The 30.06 Springfield is now over 100 years old, having been accepted by the U.S. military in 1906 (hence the ’06 in the cartridge name.)

Since then it has been used with great success by the U.S. military until the relatively recent arrival of military versions of the both .308 Winchester (7.62 x 51 mm) and later the .223 Remington (5.56 mm NATO).

By far the greatest success of the venerable 30.06 Springfield has been in the hands of hunters throughout North America and the rest of the world. The 30.06 is so common and so popular (and effective) that ammunition for it is available all over the globe.

That is certainly not the case with most of the new “super-magnums” and even some of the other old standbys. It is so popular that every current rifle producer chambers rifles in 30.06 Springfield.

The ’06 factory loads are available from 110 grains to 220 grains to fill the hunter’s needs for bullets better suited for various game animals or target use.

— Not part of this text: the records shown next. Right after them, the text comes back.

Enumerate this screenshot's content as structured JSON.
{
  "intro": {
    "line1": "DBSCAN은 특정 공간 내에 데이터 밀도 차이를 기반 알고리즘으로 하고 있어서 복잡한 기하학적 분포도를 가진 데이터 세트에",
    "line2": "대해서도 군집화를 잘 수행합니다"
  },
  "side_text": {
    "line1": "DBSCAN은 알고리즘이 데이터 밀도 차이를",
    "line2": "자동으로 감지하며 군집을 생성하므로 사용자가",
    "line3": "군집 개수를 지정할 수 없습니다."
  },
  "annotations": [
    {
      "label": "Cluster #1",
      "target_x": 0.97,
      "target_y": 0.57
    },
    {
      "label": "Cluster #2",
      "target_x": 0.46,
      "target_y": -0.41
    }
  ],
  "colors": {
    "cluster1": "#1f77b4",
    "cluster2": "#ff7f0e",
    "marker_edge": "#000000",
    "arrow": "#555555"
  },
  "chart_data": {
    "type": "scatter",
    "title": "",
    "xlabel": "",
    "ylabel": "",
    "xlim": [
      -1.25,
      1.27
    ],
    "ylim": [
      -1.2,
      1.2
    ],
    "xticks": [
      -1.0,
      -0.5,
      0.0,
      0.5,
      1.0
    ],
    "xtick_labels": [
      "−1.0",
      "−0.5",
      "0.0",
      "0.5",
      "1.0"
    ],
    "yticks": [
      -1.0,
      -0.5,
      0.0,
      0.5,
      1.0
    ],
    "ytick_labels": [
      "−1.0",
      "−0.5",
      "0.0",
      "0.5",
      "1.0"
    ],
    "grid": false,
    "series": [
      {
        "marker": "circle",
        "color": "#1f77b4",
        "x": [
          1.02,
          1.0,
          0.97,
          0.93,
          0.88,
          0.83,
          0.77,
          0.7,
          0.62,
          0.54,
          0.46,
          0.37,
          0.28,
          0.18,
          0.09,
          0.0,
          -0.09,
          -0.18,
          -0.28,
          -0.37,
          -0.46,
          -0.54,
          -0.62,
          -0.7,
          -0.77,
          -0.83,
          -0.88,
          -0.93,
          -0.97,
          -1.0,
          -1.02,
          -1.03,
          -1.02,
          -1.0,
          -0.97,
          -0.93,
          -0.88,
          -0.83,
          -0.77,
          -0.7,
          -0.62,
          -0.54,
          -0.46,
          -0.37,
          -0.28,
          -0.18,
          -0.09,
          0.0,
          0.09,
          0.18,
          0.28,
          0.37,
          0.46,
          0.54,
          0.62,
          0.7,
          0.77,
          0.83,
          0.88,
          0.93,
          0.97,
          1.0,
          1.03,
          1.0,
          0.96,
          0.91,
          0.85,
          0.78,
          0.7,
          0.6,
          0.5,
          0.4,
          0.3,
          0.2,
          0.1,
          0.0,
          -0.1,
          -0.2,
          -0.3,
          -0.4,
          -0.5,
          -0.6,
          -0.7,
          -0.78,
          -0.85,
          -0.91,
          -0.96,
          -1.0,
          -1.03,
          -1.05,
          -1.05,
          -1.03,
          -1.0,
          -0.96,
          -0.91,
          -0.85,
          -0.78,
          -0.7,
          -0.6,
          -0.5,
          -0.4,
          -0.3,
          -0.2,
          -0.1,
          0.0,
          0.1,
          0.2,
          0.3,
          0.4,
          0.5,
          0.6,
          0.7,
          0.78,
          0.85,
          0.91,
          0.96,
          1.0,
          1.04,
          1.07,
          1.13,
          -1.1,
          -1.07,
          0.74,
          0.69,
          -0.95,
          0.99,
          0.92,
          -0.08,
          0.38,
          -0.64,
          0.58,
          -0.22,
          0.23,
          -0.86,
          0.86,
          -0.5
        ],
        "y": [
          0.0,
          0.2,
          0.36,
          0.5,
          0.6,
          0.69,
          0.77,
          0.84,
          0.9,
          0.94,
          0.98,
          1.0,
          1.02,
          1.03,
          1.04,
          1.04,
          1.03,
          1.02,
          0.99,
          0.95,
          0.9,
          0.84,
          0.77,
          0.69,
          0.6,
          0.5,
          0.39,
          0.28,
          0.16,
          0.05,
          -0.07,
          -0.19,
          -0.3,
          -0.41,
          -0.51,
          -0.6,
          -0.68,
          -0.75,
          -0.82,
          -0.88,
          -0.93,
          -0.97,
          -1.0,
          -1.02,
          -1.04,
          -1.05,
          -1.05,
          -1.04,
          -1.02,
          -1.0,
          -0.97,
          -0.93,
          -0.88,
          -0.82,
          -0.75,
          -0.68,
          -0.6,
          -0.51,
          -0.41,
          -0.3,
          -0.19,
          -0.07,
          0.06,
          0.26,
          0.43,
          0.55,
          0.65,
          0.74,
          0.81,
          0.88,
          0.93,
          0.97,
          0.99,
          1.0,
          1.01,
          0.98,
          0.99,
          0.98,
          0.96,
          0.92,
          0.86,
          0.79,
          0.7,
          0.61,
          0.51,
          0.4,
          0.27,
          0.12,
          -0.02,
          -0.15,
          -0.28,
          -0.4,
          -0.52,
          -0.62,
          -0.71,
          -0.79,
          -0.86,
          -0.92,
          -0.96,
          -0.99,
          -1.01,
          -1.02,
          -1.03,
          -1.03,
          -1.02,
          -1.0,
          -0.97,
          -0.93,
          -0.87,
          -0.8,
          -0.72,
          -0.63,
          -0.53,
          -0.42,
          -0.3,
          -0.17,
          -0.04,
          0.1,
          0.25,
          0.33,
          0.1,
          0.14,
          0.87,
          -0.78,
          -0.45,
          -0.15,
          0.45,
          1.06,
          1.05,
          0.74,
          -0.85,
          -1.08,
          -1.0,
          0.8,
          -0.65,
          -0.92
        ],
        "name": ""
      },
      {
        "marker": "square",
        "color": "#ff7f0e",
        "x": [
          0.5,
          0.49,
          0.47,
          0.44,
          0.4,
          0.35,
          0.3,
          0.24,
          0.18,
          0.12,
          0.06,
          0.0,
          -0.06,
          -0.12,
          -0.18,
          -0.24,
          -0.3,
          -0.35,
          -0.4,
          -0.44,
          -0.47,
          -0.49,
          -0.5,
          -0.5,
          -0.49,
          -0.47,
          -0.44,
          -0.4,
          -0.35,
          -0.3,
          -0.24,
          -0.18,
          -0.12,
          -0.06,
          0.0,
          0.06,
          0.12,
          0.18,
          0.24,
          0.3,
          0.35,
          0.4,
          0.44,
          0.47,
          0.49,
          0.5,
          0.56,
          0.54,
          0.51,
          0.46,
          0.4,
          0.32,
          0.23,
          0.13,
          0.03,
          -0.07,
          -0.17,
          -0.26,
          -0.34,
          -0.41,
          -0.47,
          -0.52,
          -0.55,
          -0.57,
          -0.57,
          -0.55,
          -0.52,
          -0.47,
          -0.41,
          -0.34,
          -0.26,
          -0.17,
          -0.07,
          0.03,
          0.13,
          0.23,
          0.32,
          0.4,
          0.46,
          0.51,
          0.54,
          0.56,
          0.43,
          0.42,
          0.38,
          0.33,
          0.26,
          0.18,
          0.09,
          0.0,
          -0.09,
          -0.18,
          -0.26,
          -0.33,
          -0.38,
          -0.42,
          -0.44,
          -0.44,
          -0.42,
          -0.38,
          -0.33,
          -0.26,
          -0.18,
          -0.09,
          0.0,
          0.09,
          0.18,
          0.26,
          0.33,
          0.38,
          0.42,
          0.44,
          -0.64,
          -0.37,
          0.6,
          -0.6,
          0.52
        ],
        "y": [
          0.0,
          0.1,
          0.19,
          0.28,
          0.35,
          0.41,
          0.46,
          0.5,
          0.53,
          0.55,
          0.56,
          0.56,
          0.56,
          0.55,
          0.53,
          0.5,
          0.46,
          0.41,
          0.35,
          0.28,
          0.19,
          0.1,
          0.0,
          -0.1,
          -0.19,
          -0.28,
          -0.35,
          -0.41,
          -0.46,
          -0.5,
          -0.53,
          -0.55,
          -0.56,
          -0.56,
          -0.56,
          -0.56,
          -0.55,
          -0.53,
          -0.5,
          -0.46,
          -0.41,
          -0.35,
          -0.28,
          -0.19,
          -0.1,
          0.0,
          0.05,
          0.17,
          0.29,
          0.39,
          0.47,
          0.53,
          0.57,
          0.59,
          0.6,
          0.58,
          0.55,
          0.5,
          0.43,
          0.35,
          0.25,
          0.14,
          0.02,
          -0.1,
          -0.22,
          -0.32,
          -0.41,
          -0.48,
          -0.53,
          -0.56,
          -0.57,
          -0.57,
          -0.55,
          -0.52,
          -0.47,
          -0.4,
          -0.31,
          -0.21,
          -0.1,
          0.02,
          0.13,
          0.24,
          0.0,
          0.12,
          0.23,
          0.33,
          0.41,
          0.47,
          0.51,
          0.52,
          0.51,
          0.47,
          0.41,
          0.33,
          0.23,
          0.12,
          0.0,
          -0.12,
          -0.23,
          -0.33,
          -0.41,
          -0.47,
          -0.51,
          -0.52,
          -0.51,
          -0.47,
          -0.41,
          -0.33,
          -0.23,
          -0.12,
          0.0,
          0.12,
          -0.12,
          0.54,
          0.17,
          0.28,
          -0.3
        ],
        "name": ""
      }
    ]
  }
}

Because of the popularity of this cartridge, every bullet weight category includes many choices to suit the specific needs of the rifle the hunter is using. There are also factory-loaded “light magnums” which move the 30.06 up almost to the speed and energy of the .300 Winchester Magnum.

It is not commonly understood, but very important, that two similar rifles may shoot the same ammunition differently as far as accuracy is concerned.

Try different manufacturers, bullet weights and bullet types until your rifle lets you know which ones it likes best by putting the holes closer together on the target.

The sky is the limit with the bullet/load combinations available to the handloader.

The .30 calibre is the most commonly-utilized medium bore calibre, so literally hundreds of different bullet types and weights are readily available. The reloading manuals contain many more suggested loads and combinations for the 30.06 than for any other cartridge.

For the plinker, or anyone else who just likes to shoot, 30.06 ammunition from the Second World War is still available by the case.

These are full metal jackets (FMJ), so not legal for hunting big game in the Yukon, but they are fine for an afternoon of shooting pleasure.

The 30.06 with a 180 grain bullet that produces 2,800 pounds-feet of energy at the muzzle is the minimum cartridge to hunt bison in the Yukon. This standard was created to try to minimize the wounding loss rate which might occur with lesser cartridges.

Unfortunately too many hunters still think a “super-magnum” will kill better, when bullet placement is the real key to success.

Wildcat cartridges are where someone takes a cartridge and “necks” it up or down (makes the opening smaller or larger) to accommodate a bullet of a different calibre.

The 30.06 has been used for many variations, with the most common and regularly used in the Yukon being the 25.06 Remington, .270 Winchester, .280 Remington and .35 Whelan. The 30.06 just doesn’t stop being successful.

I am totally consistent in my answer when a new hunter asks me, “What rifle should I buy for my first or only Yukon hunting rifle?”

Without hesitation and completely prepared to defend my answer, I advise to buy a 30.06 and you’ll never be sorry.

The guns are available used as well as new, at all price levels. The recoil can be dealt with (and mitigated with a pad), and ammunition is available all the time and everywhere.

The 30.06 Springfield has lasted for over 100 years as one of the most popular and capable hunting cartridges in history.

Probably no other cartridge will ever match its record for popularity and effectiveness.

Its reputation and century-old acceptance have endured because it is simply a totally excellent all-round cartridge.